Motorsport Formel1
Politik reizt Ferrari-Präsident Montezemolo

Ferrari droht nach dem Verlust von Michael Schumacher nun auch der Abgang seines Präsidenten. Luca di Montezemolo denkt derzeit intensiv über ein Engagement in der italienischen Politik nach.

Ferrari-Präsident Luca di Montezemolo zieht es anscheinend in die Politik. "Man sollte niemals nie sagen. Wichtig ist, dass man seine Aufgaben gut und mit Leidenschaft erledigt", betonte Montezemolo, der schon in den vergangenen Jahren als möglicher Industrieminister in der Mitte-Rechts-Regierung von Silvio Berlusconi (2001 bis 2006) gehandelt worden war. Seit zwei Jahren ist der 57-Jährige Chef des einflussreichen Industriellenverbandes Confindustria.

Montezemolo ist für das Jahr eins nach Michael Schumacher in der Formel 1 optimistisch. "Ferrari wird 2007 wieder den WM-Titel gewinnen. Ich lege großen Wert darauf, weil Ferrari mein Leben ist. Ich bin Enzo Ferrari dankbar, von dem ich so viel gelernt habe. Ich bin auch dem Team, den Piloten und den Tifosi sehr dankbar", sagte Montezemolo.
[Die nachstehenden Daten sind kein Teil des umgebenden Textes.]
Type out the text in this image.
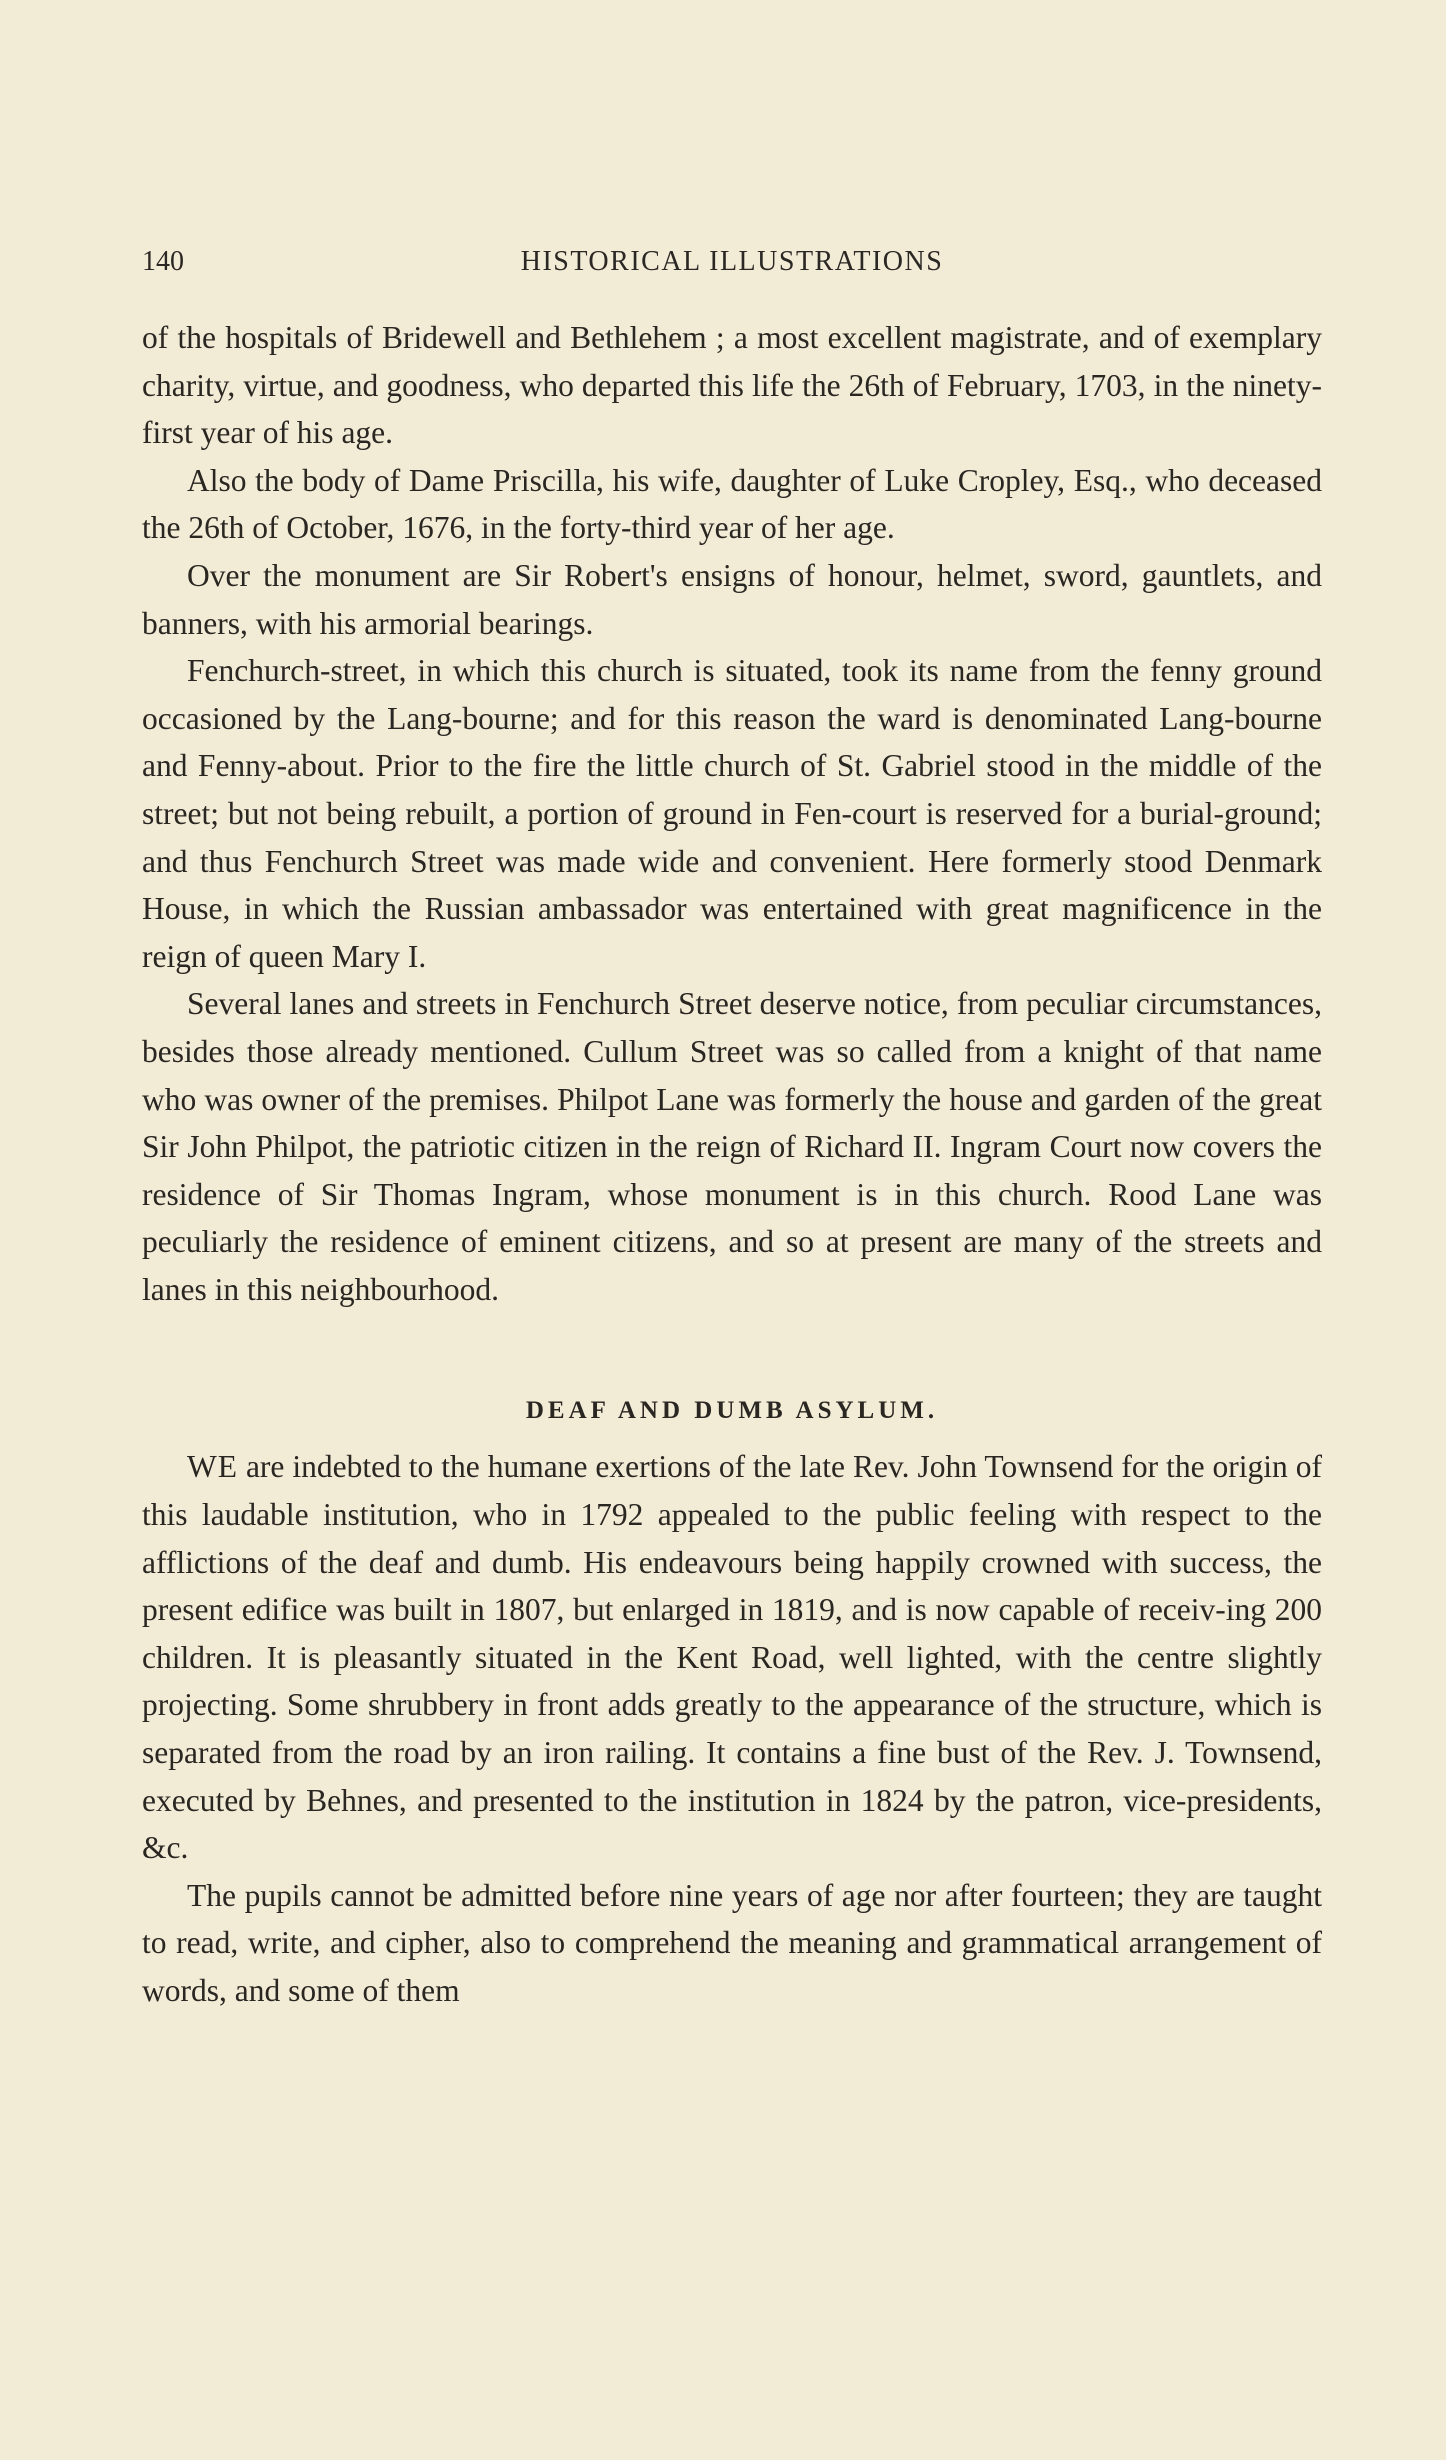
140	HISTORICAL ILLUSTRATIONS

of the hospitals of Bridewell and Bethlehem ; a most excellent magistrate, and of exemplary charity, virtue, and goodness, who departed this life the 26th of February, 1703, in the ninety-first year of his age.

Also the body of Dame Priscilla, his wife, daughter of Luke Cropley, Esq., who deceased the 26th of October, 1676, in the forty-third year of her age.

Over the monument are Sir Robert's ensigns of honour, helmet, sword, gauntlets, and banners, with his armorial bearings.

Fenchurch-street, in which this church is situated, took its name from the fenny ground occasioned by the Lang-bourne; and for this reason the ward is denominated Lang-bourne and Fenny-about. Prior to the fire the little church of St. Gabriel stood in the middle of the street; but not being rebuilt, a portion of ground in Fen-court is reserved for a burial-ground; and thus Fenchurch Street was made wide and convenient. Here formerly stood Denmark House, in which the Russian ambassador was entertained with great magnificence in the reign of queen Mary I.

Several lanes and streets in Fenchurch Street deserve notice, from peculiar circumstances, besides those already mentioned. Cullum Street was so called from a knight of that name who was owner of the premises. Philpot Lane was formerly the house and garden of the great Sir John Philpot, the patriotic citizen in the reign of Richard II. Ingram Court now covers the residence of Sir Thomas Ingram, whose monument is in this church. Rood Lane was peculiarly the residence of eminent citizens, and so at present are many of the streets and lanes in this neighbourhood.

DEAF AND DUMB ASYLUM.

WE are indebted to the humane exertions of the late Rev. John Townsend for the origin of this laudable institution, who in 1792 appealed to the public feeling with respect to the afflictions of the deaf and dumb. His endeavours being happily crowned with success, the present edifice was built in 1807, but enlarged in 1819, and is now capable of receiv-ing 200 children. It is pleasantly situated in the Kent Road, well lighted, with the centre slightly projecting. Some shrubbery in front adds greatly to the appearance of the structure, which is separated from the road by an iron railing. It contains a fine bust of the Rev. J. Townsend, executed by Behnes, and presented to the institution in 1824 by the patron, vice-presidents, &c.

The pupils cannot be admitted before nine years of age nor after fourteen; they are taught to read, write, and cipher, also to comprehend the meaning and grammatical arrangement of words, and some of them
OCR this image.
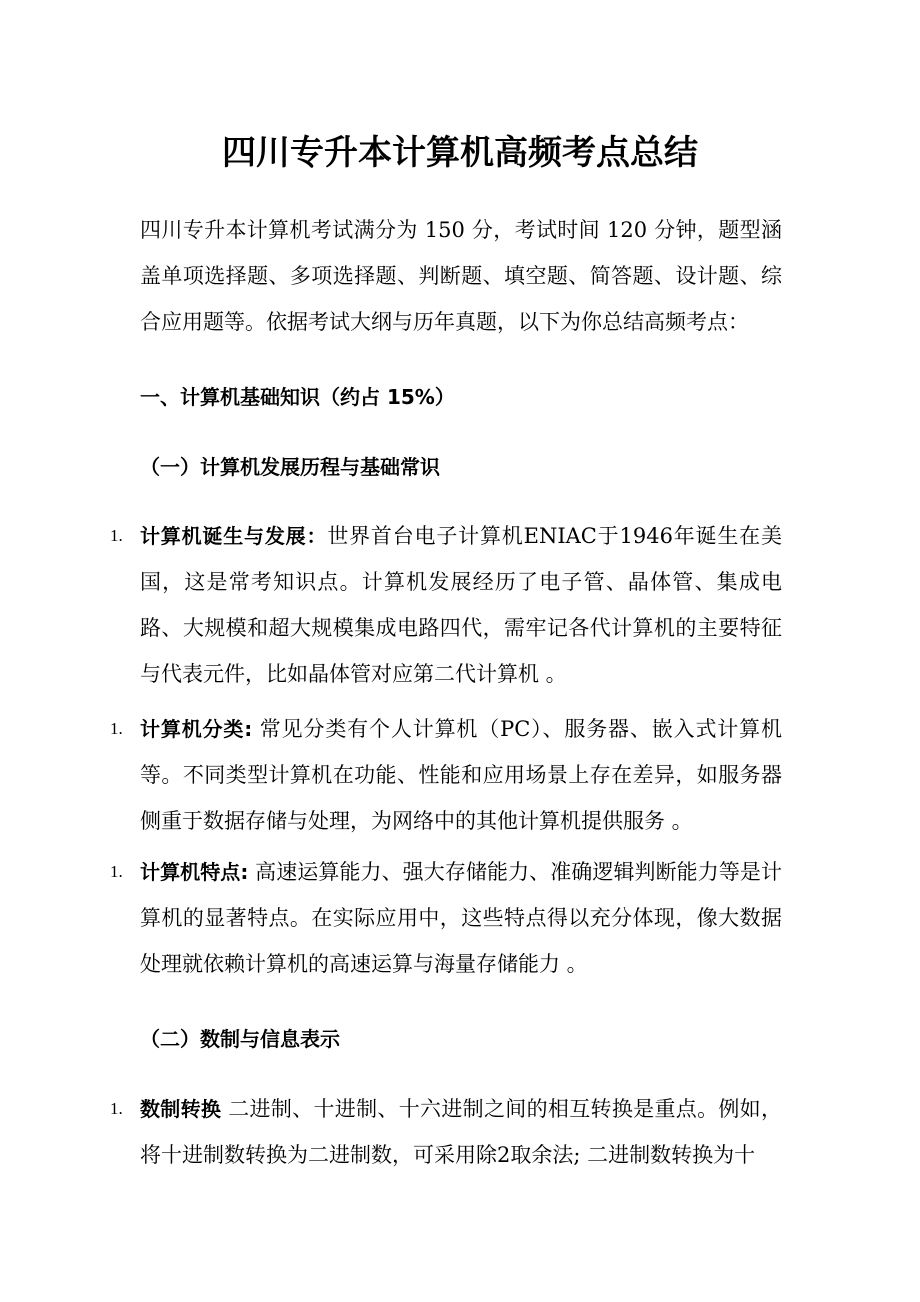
四川专升本计算机高频考点总结
四川专升本计算机考试满分为 150 分，考试时间 120 分钟，题型涵盖单项选择题、多项选择题、判断题、填空题、简答题、设计题、综合应用题等。依据考试大纲与历年真题，以下为你总结高频考点：
一、计算机基础知识（约占 15%）
（一）计算机发展历程与基础常识
1. 计算机诞生与发展：世界首台电子计算机ENIAC于1946年诞生在美国，这是常考知识点。计算机发展经历了电子管、晶体管、集成电路、大规模和超大规模集成电路四代，需牢记各代计算机的主要特征与代表元件，比如晶体管对应第二代计算机 。
1. 计算机分类: 常见分类有个人计算机（PC）、服务器、嵌入式计算机等。不同类型计算机在功能、性能和应用场景上存在差异，如服务器侧重于数据存储与处理，为网络中的其他计算机提供服务 。
1. 计算机特点: 高速运算能力、强大存储能力、准确逻辑判断能力等是计算机的显著特点。在实际应用中，这些特点得以充分体现，像大数据处理就依赖计算机的高速运算与海量存储能力 。
（二）数制与信息表示
1. 数制转换 二进制、十进制、十六进制之间的相互转换是重点。例如，将十进制数转换为二进制数，可采用除2取余法; 二进制数转换为十
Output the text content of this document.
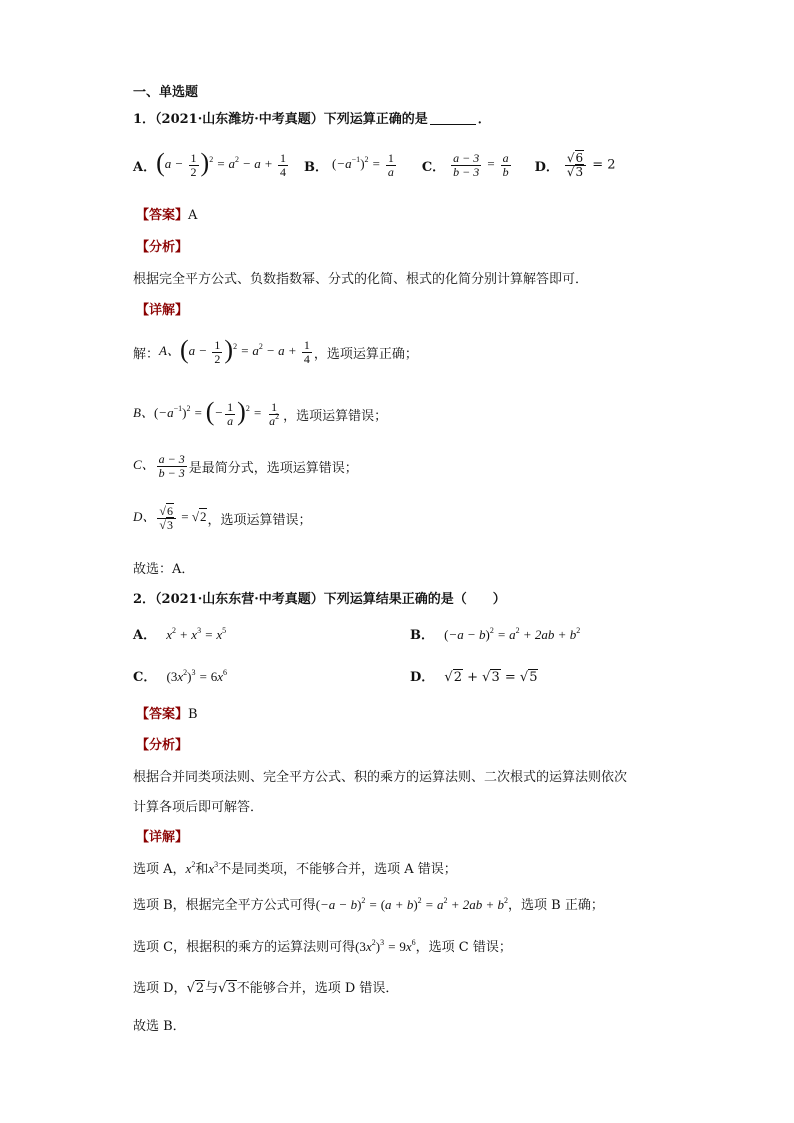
一、单选题
1．（2021·山东潍坊·中考真题）下列运算正确的是	．
A． $(a - \frac{1}{2} )^2 = a^2 - a + \frac{1}{4}$ B． $(-a^{-1})^2 = \frac{1}{a}$ C． $\frac{a - 3}{b - 3} = \frac{a}{b}$ D． $\frac{√6}{√3} = 2$
【答案】A
【分析】
根据完全平方公式、负数指数幂、分式的化简、根式的化简分别计算解答即可．
【详解】
解： A、$(a - \frac{1}{2} )^2 = a^2 - a + \frac{1}{4}$ ，选项运算正确；
B、$(-a^{-1})^2$ = (− $\frac{1}{a} )^2 = \frac{1}{a^2}$ ，选项运算错误；
C、 $\frac{a - 3}{b - 3}$ 是最简分式，选项运算错误；
D、 $\frac{√6}{√3} = √2$ ，选项运算错误；
故选：A．
2．（2021·山东东营·中考真题）下列运算结果正确的是（　　）
A． $x^2 + x^3 = x^5$	B． $(-a - b)^2 = a^2 + 2ab + b^2$
C． $(3x^2)^3 = 6x^6$	D． √2 + √3 = √5
【答案】B
【分析】
根据合并同类项法则、完全平方公式、积的乘方的运算法则、二次根式的运算法则依次
计算各项后即可解答．
【详解】
选项 A，$x^2$和$x^3$不是同类项，不能够合并，选项 A 错误；
选项 B，根据完全平方公式可得$(-a - b)^2 = (a + b)^2 = a^2 + 2ab + b^2$，选项 B 正确；
选项 C，根据积的乘方的运算法则可得$(3x^2)^3 = 9x^6$，选项 C 错误；
选项 D，√2与√3不能够合并，选项 D 错误．
故选 B．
Der Ferrari-Chef gedachte auch des auf einer Autobahn bei Parma tödlich verünglückten Ex-Rennfahrers Clay Regazzoni. "Er ist nicht weit von Maranello gestorben. Er war eine außerordentliche Person voller Mut und Leidenschaft. Mit ihm und Niki Lauda haben wir fantastische Jahre erlebt. Regazzoni war ein Beispiel für alle Menschen, die querschnittsgelähmt sind", sagte Montezemolo.